Patrice Koyamba Auteur : Patrice Koyamba Posté le 30/07/2026 - 19:04 Football Football joueurs Sport

UEFA sort la défense du Mondial face au projet de vente de parts

UEFA sort la défense du Mondial face au projet de vente de parts

Le FIFA mondiale se retrouve au cœur d’un bras de fer frontal avec l’UEFA, qui rejette avec fermeté le projet de cession de parts lié à certaines compétitions majeures. Après une réunion d’urgence tenue jeudi, l’instance européenne a affiché une opposition totale, au nom de ses 55 associations membres.

Le message est sans détour: pour l’UEFA, la Coupe du monde ne peut pas être traitée comme un produit financier. L’organisation rappelle qu’il s’agit d’un héritage sportif construit par des générations de joueurs, de sélections et de supporters sur tous les continents. Et, dans cette lecture, aucune APK part de cet héritage ne devrait être livrée à des investisseurs privés.

Une opposition nette au projet de FIFA Forward Enterprise

Le plan défendu par la FIFA prévoit la création d’une société, FIFA Forward Enterprise, chargée de superviser les grandes compétitions masculines et féminines, dont la Coupe du monde et la Coupe du monde des clubs. Dans ce schéma, les 211 fédérations membres recevraient une participation, qu’elles pourraient conserver ou revendre pour générer des revenus.

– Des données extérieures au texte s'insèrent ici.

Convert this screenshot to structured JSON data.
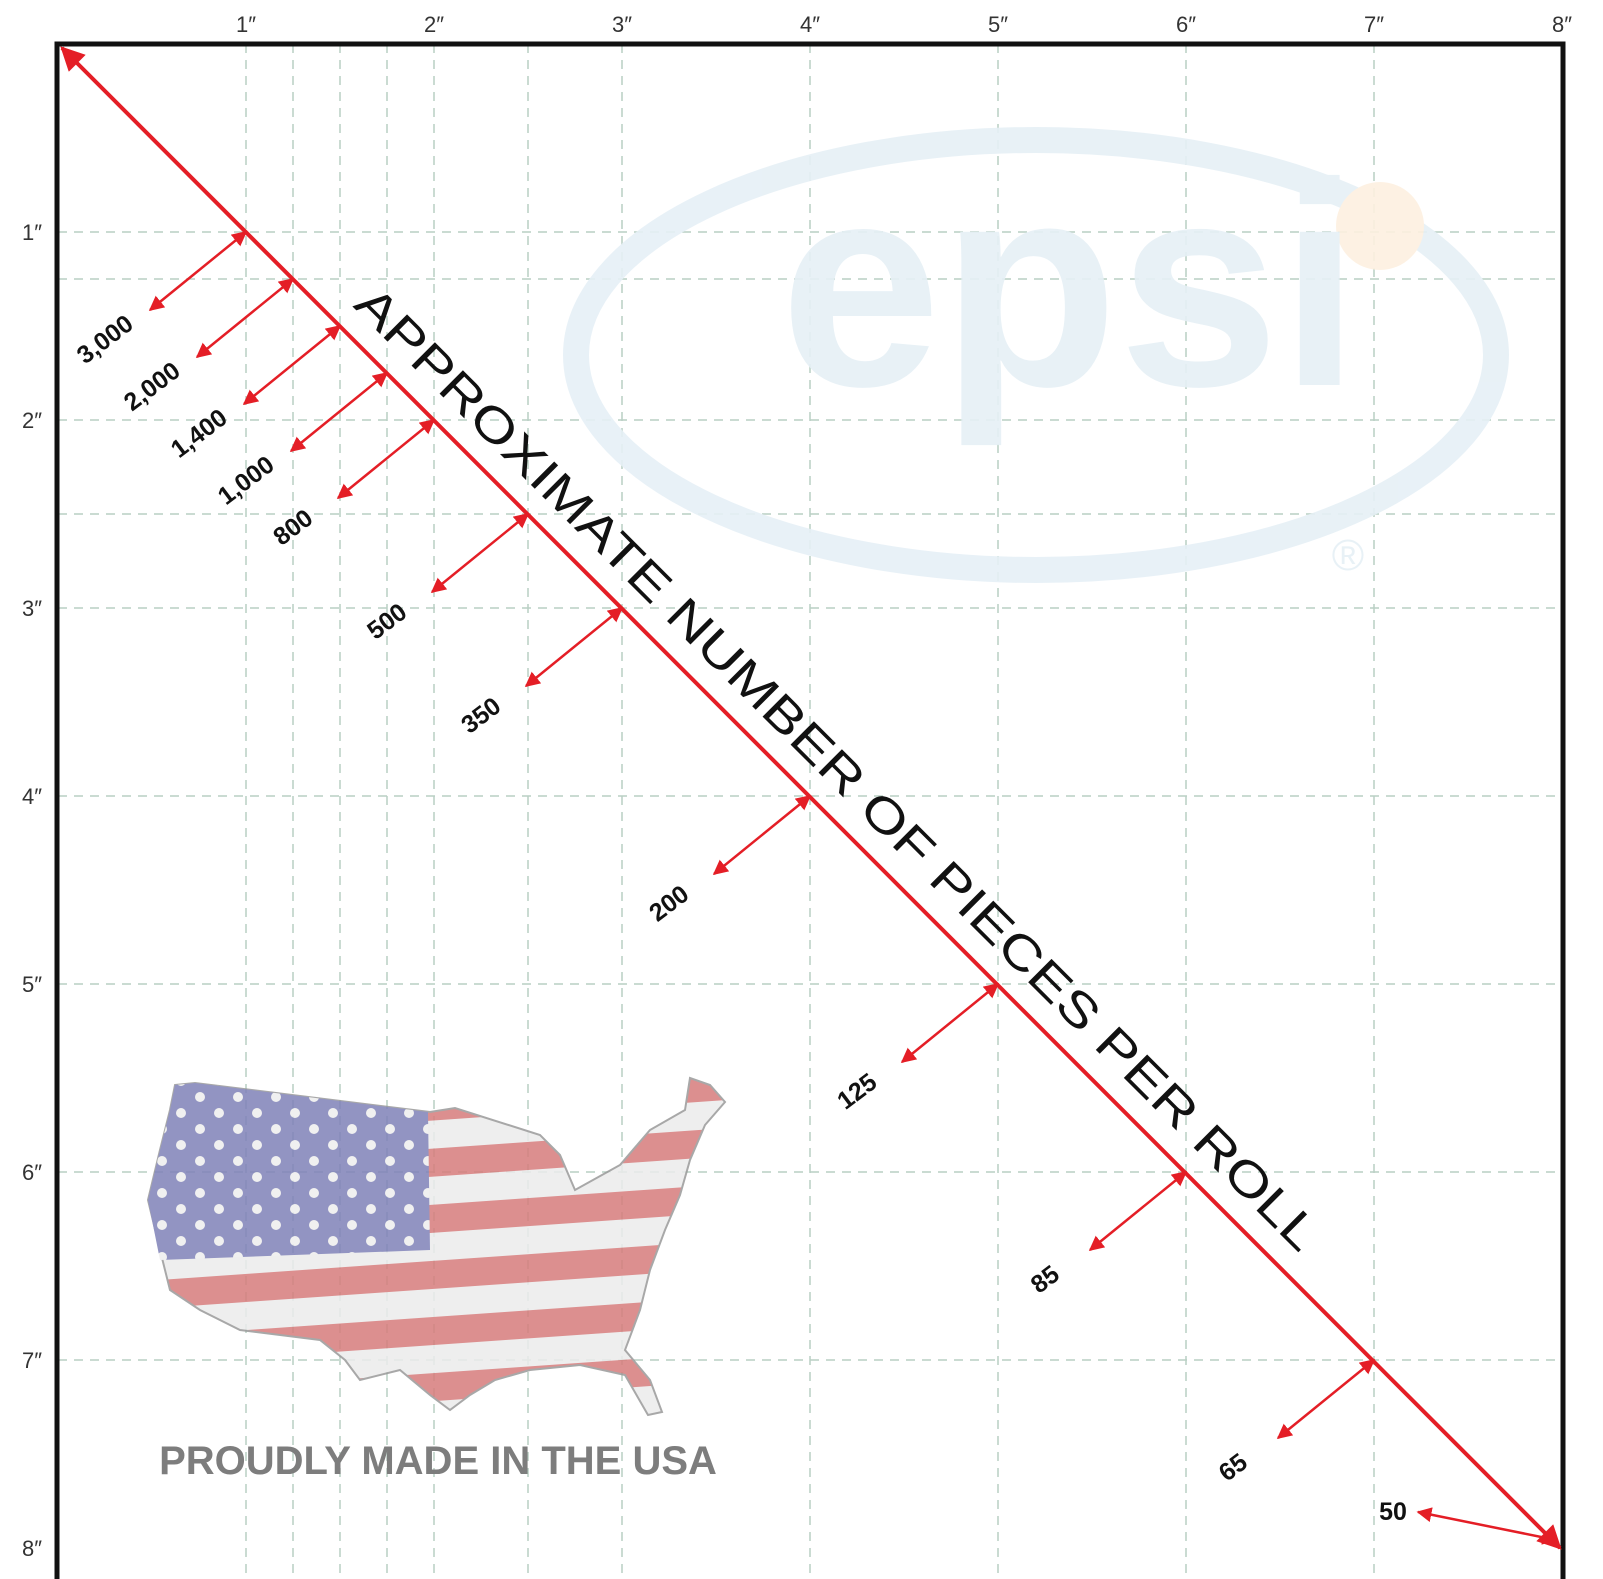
{
  "logo": {
    "text": "epsi",
    "mark": "®"
  },
  "x_ticks": [
    "1″",
    "2″",
    "3″",
    "4″",
    "5″",
    "6″",
    "7″",
    "8″"
  ],
  "y_ticks": [
    "1″",
    "2″",
    "3″",
    "4″",
    "5″",
    "6″",
    "7″",
    "8″"
  ],
  "diagonal_label": "APPROXIMATE NUMBER OF PIECES PER ROLL",
  "markers": [
    {
      "size": 1,
      "label": "3,000"
    },
    {
      "size": 1.25,
      "label": "2,000"
    },
    {
      "size": 1.5,
      "label": "1,400"
    },
    {
      "size": 1.75,
      "label": "1,000"
    },
    {
      "size": 2,
      "label": "800"
    },
    {
      "size": 2.5,
      "label": "500"
    },
    {
      "size": 3,
      "label": "350"
    },
    {
      "size": 4,
      "label": "200"
    },
    {
      "size": 5,
      "label": "125"
    },
    {
      "size": 6,
      "label": "85"
    },
    {
      "size": 7,
      "label": "65"
    },
    {
      "size": 8,
      "label": "50"
    }
  ],
  "footer": "PROUDLY MADE IN THE USA"
}
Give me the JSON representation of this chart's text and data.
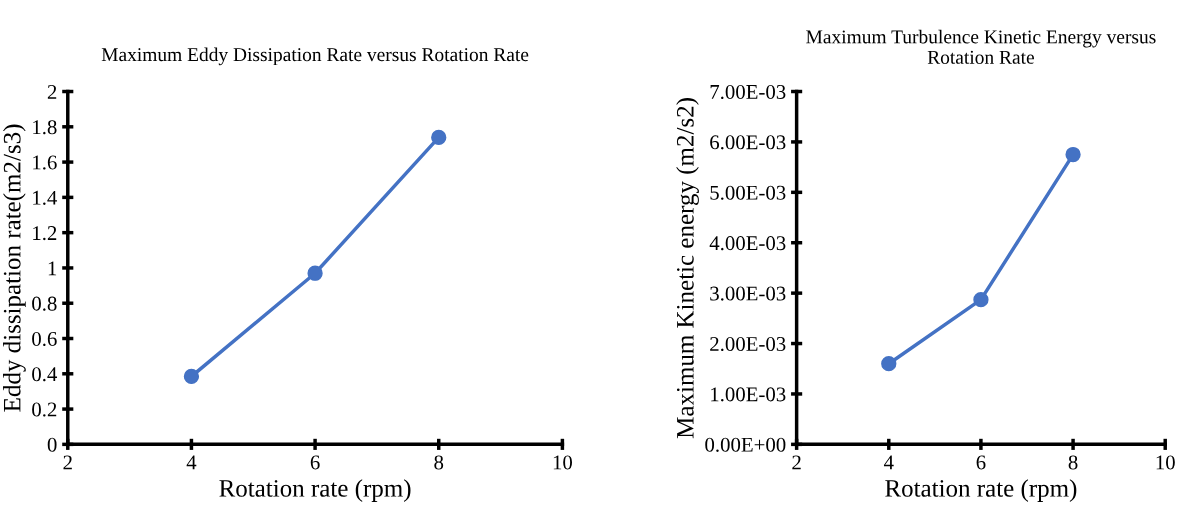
{
  "chart_data": [
    {
      "type": "line",
      "title": "Maximum Eddy Dissipation Rate versus Rotation Rate",
      "xlabel": "Rotation rate (rpm)",
      "ylabel": "Eddy dissipation rate(m2/s3)",
      "x": [
        4,
        6,
        8
      ],
      "series": [
        {
          "color": "#4472c4",
          "values": [
            0.385,
            0.97,
            1.74
          ]
        }
      ],
      "xlim": [
        2,
        10
      ],
      "xticks": [
        2,
        4,
        6,
        8,
        10
      ],
      "ylim": [
        0,
        2
      ],
      "yticks": [
        0,
        0.2,
        0.4,
        0.6,
        0.8,
        1,
        1.2,
        1.4,
        1.6,
        1.8,
        2
      ],
      "marker": "circle",
      "grid": false,
      "legend": false
    },
    {
      "type": "line",
      "title": "Maximum Turbulence Kinetic Energy versus Rotation Rate",
      "xlabel": "Rotation rate (rpm)",
      "ylabel": "Maximum Kinetic energy (m2/s2)",
      "x": [
        4,
        6,
        8
      ],
      "series": [
        {
          "color": "#4472c4",
          "values": [
            0.0016,
            0.00287,
            0.00575
          ]
        }
      ],
      "xlim": [
        2,
        10
      ],
      "xticks": [
        2,
        4,
        6,
        8,
        10
      ],
      "ylim": [
        0,
        0.007
      ],
      "yticks": [
        {
          "value": 0,
          "label": "0.00E+00"
        },
        {
          "value": 0.001,
          "label": "1.00E-03"
        },
        {
          "value": 0.002,
          "label": "2.00E-03"
        },
        {
          "value": 0.003,
          "label": "3.00E-03"
        },
        {
          "value": 0.004,
          "label": "4.00E-03"
        },
        {
          "value": 0.005,
          "label": "5.00E-03"
        },
        {
          "value": 0.006,
          "label": "6.00E-03"
        },
        {
          "value": 0.007,
          "label": "7.00E-03"
        }
      ],
      "marker": "circle",
      "grid": false,
      "legend": false
    }
  ]
}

La structure envisagée ouvrirait aussi la porte à l’arrivée d’investisseurs privés, à hauteur estimée de 20 à 30 %. La majorité resterait entre les mains de la FIFA, tandis que chaque association nationale disposerait d’une petite part. Joshua Kushner est présenté comme l’investisseur principal pressenti.

Au-delà de l’architecture financière, le projet soulève une autre question sensible: celle du rythme des compétitions. Il laisse entrevoir la possibilité d’une Coupe du monde et d’une Coupe du monde des clubs organisées plus souvent que tous les quatre ans, un changement qui bousculerait l’équilibre historique du calendrier international.

Le dossier Infantino accentue les tensions autour du football mondial

La polémique prend encore plus de relief avec le rôle attribué à Gianni Infantino. Le président de la FIFA, annoncé sans opposition jusqu’en 2031 lors de sa prochaine réélection, pourrait ensuite devenir commissaire de la société à la fin de son mandat. Son salaire à ce poste serait évalué à 64 millions de dollars.

Cette perspective nourrit les critiques de l’UEFA, qui dénonce une démarche préparée dans la discrétion, sans véritable consultation des acteurs censés protéger l’intérêt du jeu. L’instance européenne estime qu’un dossier d’une telle portée n’aurait jamais dû être porté aussi loin sans débat clair avec les fédérations concernées.

Dans sa réaction, l’UEFA va plus loin qu’un simple désaccord de principe. Elle parle d’un grave échec de gouvernance, et même d’un abandon de responsabilité de la part de l’instance mondiale. Le ton choisi montre à quel point le fossé s’est creusé entre les deux camps.

Menace de boycott et ultimatum aux fédérations membres

Le bras de fer pourrait désormais dépasser le cadre des déclarations. L’UEFA a prévenu que les équipes européennes ne participeraient pas aux compétitions de la FIFA tant que ces propositions resteraient d’actualité. Une menace lourde de conséquences, même si elle reste pour l’instant conditionnée à l’évolution du dossier.

En parallèle, Gianni Infantino a adressé un courrier aux 211 fédérations membres pour les inciter à soutenir le plan. Il leur promet 40 millions de dollars en cas d’accord, dont 20 millions disponibles dès le 1er janvier prochain. La date limite fixée pour accepter cette offre est le 19 septembre.

Ce calendrier ajoute une pression supplémentaire sur les fédérations nationales, partagées entre une promesse financière immédiate et une réforme qui touche à l’identité même des compétitions. L’UEFA, elle, campe sur une ligne claire: certaines choses ne se vendent pas. Tant que l’Europe aura une voix, martèle-t-elle, la Coupe du monde restera hors de portée des investisseurs privés.